You’ve probably seen some green roofs around and about – many people top their sheds or bike shelters with a living canopy, while others go the whole hog and turn the roof of their house into a green zone.
Apart from looking great, what exactly are the benefits to a green roof, how much work is it to create and, most importantly, how much does it cost?
Why green roofs are good for the environment
We can’t deny that climate change is happening and that our towns and cities are major drivers. Not only do they develop in places where it all used to be fields, but they also kick out an unnatural amount of heat – the so-called urban heat island effect. Covering over large areas with tarmac and concrete isn’t great for flood defence either, or for wildlife. A great answer, then, is to grow plants on top of these urban structures. These living roofs absorb CO2 and help to filter out particulates, they offer a habitat for insects and birds, they transpire water so the urban heat island effect is mitigated and they take in rainwater, helping to prevent floods. What’s not to like?
Well, the work involved
This is very true, there is some work involved in creating a green roof. If you’re covering a small area, like the top of a bike shed, then it’s no more than a day or two. You’ll need a secure waterproof membrane, then some gravel, then some coarse soil or sand, topped off with topsoil. You need, of course, a frame to keep everything in place, but if you’re handy with a hammer, you can do this yourself.

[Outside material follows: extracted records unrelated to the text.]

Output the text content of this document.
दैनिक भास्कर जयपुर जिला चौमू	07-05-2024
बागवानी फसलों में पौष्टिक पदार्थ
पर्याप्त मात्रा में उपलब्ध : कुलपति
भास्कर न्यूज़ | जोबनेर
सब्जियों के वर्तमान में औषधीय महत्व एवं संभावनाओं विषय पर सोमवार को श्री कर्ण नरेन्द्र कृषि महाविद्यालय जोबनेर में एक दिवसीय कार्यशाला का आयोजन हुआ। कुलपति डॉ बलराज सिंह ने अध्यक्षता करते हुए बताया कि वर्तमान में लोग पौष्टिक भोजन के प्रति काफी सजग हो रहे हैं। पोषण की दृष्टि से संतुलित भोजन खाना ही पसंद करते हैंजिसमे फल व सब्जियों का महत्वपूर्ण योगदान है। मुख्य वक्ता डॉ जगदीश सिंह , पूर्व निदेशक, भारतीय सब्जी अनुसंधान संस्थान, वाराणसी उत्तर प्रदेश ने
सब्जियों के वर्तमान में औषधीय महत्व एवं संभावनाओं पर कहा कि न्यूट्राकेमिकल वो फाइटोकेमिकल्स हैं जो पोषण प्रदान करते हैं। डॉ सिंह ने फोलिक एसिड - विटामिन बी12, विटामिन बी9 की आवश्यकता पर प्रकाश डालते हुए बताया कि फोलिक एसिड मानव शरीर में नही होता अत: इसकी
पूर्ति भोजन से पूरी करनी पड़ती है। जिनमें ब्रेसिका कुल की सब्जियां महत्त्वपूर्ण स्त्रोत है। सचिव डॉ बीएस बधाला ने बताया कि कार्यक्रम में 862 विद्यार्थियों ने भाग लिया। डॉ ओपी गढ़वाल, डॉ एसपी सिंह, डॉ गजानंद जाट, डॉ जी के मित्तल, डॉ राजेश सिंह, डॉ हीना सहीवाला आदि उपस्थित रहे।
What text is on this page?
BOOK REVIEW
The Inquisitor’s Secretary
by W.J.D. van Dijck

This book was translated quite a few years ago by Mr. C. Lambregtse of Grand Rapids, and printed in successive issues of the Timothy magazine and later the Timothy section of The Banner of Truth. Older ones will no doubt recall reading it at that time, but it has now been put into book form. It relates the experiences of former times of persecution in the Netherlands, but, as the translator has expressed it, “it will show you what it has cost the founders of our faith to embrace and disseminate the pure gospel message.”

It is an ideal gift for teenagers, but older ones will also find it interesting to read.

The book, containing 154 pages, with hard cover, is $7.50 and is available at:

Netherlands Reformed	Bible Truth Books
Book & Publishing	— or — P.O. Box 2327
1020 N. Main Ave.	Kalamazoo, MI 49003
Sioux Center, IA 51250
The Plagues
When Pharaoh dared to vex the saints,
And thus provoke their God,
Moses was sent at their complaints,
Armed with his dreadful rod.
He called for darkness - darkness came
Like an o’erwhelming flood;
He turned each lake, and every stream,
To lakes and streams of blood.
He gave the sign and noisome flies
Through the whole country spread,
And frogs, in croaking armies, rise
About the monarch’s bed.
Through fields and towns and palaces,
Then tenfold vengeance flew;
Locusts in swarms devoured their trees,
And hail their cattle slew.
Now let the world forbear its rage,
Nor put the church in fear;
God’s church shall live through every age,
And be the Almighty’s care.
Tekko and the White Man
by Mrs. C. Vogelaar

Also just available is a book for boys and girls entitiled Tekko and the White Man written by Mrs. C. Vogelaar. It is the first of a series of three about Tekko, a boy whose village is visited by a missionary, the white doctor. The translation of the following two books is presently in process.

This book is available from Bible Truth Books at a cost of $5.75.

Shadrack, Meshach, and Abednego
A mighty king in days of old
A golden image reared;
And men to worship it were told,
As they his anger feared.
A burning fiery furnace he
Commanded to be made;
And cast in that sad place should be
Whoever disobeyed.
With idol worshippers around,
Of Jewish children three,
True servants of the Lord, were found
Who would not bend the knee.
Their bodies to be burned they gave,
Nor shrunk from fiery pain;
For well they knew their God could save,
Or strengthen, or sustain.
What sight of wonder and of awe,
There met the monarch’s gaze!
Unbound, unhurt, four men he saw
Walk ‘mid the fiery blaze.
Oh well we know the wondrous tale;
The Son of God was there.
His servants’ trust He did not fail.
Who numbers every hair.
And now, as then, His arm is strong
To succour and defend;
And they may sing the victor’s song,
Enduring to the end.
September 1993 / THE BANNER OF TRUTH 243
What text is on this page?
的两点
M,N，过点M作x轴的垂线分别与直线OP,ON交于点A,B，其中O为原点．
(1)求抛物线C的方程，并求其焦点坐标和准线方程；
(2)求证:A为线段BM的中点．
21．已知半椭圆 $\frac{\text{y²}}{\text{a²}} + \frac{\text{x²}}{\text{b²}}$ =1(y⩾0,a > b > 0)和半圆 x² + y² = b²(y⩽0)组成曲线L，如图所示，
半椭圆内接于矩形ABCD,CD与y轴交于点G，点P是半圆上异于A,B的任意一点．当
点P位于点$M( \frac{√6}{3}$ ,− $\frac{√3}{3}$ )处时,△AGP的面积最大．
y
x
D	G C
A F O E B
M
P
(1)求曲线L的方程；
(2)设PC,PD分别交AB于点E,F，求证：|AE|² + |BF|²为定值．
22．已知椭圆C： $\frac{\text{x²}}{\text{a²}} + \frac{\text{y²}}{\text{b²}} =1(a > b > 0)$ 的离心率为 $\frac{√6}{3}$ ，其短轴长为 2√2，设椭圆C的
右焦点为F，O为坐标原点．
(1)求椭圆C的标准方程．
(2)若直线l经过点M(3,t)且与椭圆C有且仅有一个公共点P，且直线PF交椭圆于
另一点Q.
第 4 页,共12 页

For bigger roofs, like a house roof, you need to get the professionals in, not least because you may need to reinforce the structure before you start – soil is heavy, wet soil is even heavier…
Bigger roofs have to be done by professionals and the more complex the job – steeper roofs and/or more biodiverse planting – the more it’ll cost. On average, you can expect to pay between £100 and £140 per square metre. The average roof in the UK is around 50 square metres, so you’re looking at £5,000 or so. However, this roof provides extra insulation and it also protects the roofing material underneath it, reducing the need for repairs and replacement.